Philosophy

Key Points

  • Focus: The largest international non-profit institute dedicated to understanding and controlling cancer
  • Flexible: The international structure of the Institute allows access to scientific, clinical and technological resources where-ever they may be found in the world, and reliable funding from the Institute's endowment gives LICR investigators the freedom to tackle speculative, long-term cancer research challenges
  • Full Spectrum: The Institute takes responsibility for protecting the intellectual property of its laboratory discoveries, and identifying and characterizing their diagnostic and/or therapeutic utilities by sponsoring and conducting its own early-phase clinical trials.

The prospects for controlling cancer will only improve through an ongoing commitment to innovative basic and clinical research. Recognizing this, the Ludwig Institute for Cancer Research Ltd (LICR) engages leading scientists and clinicians in an integrated laboratory and clinical research effort to understand and confront the global challenge of cancer.

Substantially all research financed by LICR is carried out by the Institute’s own appointed research staff or through laboratory and clinical collaborations involving LICR staff and external investigators around the world.

LICR is distinguishable from other cancer research institutes, not only by its size and global reach, but also by its reliable, long-term funding perspective. A limitation of the academic medical research—in which funding is given to individual investigators by government agencies and not the investigator’s academic institution—is that research projects are too frequently fragmented, overlapping, and lacking in strategic coordination. Research also becomes predominantly defined by what can be achieved in a single laboratory within a funding cycle of, typically, three years. In contrast, LICR funds over 70% of the cost of the research that it conducts; support that is drawn from the Institute’s endowment and from donations. This reliable and flexible funding model gives LICR investigators the freedom to tackle speculative, long-term research, and encourages and enables multidisciplinary teams of investigators to tackle larger, more complex cancer challenges.
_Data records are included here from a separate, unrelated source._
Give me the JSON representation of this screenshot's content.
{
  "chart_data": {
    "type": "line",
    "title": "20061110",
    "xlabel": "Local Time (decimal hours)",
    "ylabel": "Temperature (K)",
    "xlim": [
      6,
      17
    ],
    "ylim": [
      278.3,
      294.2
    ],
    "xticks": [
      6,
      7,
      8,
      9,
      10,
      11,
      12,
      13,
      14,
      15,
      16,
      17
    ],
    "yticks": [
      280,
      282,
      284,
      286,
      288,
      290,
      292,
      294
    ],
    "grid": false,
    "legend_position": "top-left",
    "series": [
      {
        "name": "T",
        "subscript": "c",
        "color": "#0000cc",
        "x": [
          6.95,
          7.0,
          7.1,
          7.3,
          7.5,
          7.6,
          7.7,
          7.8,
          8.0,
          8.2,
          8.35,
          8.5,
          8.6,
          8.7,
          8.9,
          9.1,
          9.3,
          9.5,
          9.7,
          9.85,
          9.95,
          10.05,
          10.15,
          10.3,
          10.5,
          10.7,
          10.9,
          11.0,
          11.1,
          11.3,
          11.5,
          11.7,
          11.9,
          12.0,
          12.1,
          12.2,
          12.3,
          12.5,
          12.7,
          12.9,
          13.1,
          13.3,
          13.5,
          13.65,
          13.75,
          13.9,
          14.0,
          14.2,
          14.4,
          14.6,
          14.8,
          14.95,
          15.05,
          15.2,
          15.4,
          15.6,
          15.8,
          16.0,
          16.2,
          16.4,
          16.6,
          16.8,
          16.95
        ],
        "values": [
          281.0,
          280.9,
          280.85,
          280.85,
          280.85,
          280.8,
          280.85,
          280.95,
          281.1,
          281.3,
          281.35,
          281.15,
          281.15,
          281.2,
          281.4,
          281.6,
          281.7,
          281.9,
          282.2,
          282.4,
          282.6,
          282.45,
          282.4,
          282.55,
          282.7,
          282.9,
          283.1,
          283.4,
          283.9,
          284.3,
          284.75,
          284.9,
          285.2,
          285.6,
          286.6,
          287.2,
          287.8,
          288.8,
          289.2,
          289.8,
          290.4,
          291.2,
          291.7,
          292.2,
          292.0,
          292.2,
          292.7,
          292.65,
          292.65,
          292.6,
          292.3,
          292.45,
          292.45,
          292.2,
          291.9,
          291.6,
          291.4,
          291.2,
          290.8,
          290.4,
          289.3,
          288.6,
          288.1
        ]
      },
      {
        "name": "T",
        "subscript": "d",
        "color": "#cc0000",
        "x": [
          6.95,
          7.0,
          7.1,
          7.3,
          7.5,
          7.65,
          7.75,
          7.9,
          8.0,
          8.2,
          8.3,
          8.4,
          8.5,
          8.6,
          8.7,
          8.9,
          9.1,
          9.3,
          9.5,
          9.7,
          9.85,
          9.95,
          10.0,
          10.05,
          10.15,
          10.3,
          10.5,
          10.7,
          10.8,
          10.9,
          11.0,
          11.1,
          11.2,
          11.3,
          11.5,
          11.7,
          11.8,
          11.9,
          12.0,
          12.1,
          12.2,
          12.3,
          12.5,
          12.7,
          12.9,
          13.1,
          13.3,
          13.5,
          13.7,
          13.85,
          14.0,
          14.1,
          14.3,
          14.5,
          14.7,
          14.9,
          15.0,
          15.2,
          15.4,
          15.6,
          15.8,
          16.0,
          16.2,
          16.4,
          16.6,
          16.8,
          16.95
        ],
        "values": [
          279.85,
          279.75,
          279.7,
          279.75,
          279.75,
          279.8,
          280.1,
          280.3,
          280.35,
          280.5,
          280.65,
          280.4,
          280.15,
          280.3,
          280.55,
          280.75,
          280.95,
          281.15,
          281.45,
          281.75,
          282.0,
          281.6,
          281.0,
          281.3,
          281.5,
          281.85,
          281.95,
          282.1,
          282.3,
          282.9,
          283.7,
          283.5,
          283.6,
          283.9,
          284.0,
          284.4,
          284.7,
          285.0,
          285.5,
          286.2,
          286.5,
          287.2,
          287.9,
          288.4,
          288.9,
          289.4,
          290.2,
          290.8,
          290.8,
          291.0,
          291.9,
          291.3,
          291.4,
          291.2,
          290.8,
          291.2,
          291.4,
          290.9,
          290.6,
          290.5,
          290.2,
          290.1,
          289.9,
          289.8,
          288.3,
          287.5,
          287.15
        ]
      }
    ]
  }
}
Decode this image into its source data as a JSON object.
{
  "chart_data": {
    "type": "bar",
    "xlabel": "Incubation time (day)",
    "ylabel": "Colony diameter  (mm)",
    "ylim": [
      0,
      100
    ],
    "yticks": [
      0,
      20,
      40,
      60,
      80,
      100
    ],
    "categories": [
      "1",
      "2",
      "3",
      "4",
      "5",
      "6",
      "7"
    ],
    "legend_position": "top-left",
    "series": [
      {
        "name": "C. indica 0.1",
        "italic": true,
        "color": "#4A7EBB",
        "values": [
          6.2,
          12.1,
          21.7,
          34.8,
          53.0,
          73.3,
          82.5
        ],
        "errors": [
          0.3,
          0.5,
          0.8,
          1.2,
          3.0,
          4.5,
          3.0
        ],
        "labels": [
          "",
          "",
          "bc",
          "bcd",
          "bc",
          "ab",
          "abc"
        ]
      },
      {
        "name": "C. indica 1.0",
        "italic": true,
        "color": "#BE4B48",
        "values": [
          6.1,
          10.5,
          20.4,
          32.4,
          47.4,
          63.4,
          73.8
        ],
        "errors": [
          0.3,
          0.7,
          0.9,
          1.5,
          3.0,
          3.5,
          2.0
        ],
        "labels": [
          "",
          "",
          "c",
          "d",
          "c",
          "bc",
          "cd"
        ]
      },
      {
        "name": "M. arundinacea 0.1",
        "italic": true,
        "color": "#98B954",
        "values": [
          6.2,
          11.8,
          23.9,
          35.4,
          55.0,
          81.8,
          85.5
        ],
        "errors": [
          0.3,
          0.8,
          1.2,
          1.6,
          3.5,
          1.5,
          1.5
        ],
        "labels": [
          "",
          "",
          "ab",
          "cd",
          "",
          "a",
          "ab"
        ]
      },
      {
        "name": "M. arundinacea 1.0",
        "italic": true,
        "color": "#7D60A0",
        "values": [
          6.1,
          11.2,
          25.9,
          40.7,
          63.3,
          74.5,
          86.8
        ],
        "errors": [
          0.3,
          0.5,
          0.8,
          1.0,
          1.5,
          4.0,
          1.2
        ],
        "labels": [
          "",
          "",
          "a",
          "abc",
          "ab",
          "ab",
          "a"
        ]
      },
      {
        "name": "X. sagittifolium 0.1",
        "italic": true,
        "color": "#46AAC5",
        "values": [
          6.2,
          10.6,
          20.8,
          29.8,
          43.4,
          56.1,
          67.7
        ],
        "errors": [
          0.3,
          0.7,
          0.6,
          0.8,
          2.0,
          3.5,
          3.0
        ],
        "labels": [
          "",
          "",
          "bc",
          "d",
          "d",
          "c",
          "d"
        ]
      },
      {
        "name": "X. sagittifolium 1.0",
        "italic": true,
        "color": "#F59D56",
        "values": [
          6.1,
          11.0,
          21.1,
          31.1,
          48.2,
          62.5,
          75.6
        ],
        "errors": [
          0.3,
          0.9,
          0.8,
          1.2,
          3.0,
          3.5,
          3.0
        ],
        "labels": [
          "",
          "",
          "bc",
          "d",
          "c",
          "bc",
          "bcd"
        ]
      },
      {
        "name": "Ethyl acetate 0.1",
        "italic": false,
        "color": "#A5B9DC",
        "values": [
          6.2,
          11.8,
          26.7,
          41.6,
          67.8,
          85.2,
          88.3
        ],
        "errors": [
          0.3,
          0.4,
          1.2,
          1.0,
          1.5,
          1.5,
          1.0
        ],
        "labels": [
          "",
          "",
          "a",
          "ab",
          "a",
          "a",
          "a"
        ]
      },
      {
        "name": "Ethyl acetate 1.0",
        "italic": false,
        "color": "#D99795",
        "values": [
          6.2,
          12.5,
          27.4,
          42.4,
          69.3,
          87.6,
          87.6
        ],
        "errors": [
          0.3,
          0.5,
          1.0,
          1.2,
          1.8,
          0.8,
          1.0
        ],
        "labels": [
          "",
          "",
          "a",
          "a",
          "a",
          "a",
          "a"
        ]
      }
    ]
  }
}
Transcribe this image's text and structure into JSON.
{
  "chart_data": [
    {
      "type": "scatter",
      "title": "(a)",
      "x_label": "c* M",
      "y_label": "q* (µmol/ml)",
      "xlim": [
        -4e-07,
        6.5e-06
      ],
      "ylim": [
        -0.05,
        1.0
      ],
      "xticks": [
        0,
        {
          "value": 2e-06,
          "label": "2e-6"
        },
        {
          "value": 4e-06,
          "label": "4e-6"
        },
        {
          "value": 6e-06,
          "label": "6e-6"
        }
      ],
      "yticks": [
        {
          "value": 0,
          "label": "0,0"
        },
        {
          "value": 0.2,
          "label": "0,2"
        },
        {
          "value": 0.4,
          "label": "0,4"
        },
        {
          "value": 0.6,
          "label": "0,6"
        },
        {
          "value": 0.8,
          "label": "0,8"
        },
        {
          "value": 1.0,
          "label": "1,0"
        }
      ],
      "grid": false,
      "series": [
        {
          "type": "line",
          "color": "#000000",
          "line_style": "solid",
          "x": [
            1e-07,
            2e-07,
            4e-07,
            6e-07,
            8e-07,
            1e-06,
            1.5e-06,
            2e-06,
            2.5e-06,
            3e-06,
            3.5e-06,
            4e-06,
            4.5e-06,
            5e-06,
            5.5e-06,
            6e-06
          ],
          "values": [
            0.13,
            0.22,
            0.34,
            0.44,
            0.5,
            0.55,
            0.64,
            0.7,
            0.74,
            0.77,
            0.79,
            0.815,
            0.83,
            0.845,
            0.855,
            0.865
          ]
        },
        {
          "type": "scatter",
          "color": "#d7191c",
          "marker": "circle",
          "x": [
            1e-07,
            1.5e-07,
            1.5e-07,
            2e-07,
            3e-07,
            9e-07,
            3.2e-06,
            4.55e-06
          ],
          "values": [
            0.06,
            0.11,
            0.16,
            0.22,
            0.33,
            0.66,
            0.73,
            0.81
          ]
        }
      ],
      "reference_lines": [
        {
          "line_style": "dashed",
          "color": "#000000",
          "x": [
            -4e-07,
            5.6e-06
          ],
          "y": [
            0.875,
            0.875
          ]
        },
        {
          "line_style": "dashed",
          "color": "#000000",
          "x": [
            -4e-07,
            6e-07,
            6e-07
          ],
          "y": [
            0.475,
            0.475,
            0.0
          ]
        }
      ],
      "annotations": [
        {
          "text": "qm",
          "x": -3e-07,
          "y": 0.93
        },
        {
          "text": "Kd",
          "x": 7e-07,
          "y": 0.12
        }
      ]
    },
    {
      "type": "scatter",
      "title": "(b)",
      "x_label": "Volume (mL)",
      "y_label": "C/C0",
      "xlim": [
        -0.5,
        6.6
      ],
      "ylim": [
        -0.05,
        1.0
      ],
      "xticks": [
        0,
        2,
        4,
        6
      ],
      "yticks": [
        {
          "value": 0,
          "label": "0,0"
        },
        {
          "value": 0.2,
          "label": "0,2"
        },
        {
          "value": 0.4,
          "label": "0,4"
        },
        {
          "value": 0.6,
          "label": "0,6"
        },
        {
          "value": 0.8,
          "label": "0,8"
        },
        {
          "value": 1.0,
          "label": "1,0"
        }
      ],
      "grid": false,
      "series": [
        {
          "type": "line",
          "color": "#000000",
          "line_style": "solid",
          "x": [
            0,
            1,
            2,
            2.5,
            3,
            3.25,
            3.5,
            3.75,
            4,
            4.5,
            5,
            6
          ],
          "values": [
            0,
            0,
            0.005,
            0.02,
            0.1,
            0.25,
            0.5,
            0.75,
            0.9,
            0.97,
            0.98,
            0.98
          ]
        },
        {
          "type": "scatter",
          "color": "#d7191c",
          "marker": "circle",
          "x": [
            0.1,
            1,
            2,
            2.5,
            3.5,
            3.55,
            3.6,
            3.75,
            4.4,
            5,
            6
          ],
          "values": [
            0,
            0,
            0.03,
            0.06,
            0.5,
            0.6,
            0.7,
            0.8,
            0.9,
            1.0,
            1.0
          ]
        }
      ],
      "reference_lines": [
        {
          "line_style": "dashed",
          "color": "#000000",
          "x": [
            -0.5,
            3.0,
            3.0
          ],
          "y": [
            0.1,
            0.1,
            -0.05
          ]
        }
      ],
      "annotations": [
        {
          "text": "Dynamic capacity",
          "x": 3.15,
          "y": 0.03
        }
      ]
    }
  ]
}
The protection and licensing of intellectual property (IP) generated by research discoveries are fundamental to LICR’s commitment to translate its discoveries into applications for human benefit. Without a proprietary position, for-profit companies will not invest in the clinical development, manufacture, distribution, marketing and sales required to translate LICR discoveries into new therapies for cancer patients. Accordingly, LICR patents its discoveries such that its IP is managed for public service; the IP is made freely-available to the academic research community, and a financial return can be expected for the company that invests in the therapy’s successful development and, potentially, for LICR to fund further research efforts.

LICR takes responsibility for the entire discovery continuum, from the laboratory to the clinic. Many universities and academic research institutes lack the expertise, infrastructure and resources to introduce their laboratory discoveries into the clinic. To bridge that divide they turn their work product over to companies that engage in drug development, a process driven by primarily commercial considerations: time to product launch and share of market captured. Between the worlds of laboratory discovery and therapeutic utility, there is a missing link that interrupts the efficient exploration of knowledge for human benefit. That missing link is clinical research. LICR is convinced that the same systematic, investigative rigor that yielded the laboratory discovery in the first place should be applied in early-phase clinic trials to assess a discovery’s therapeutic potential. The Institute has, therefore, committed the resources and marshaled the capabilities that allow it to evaluate its promising basic discoveries in first-in-man clinical studies.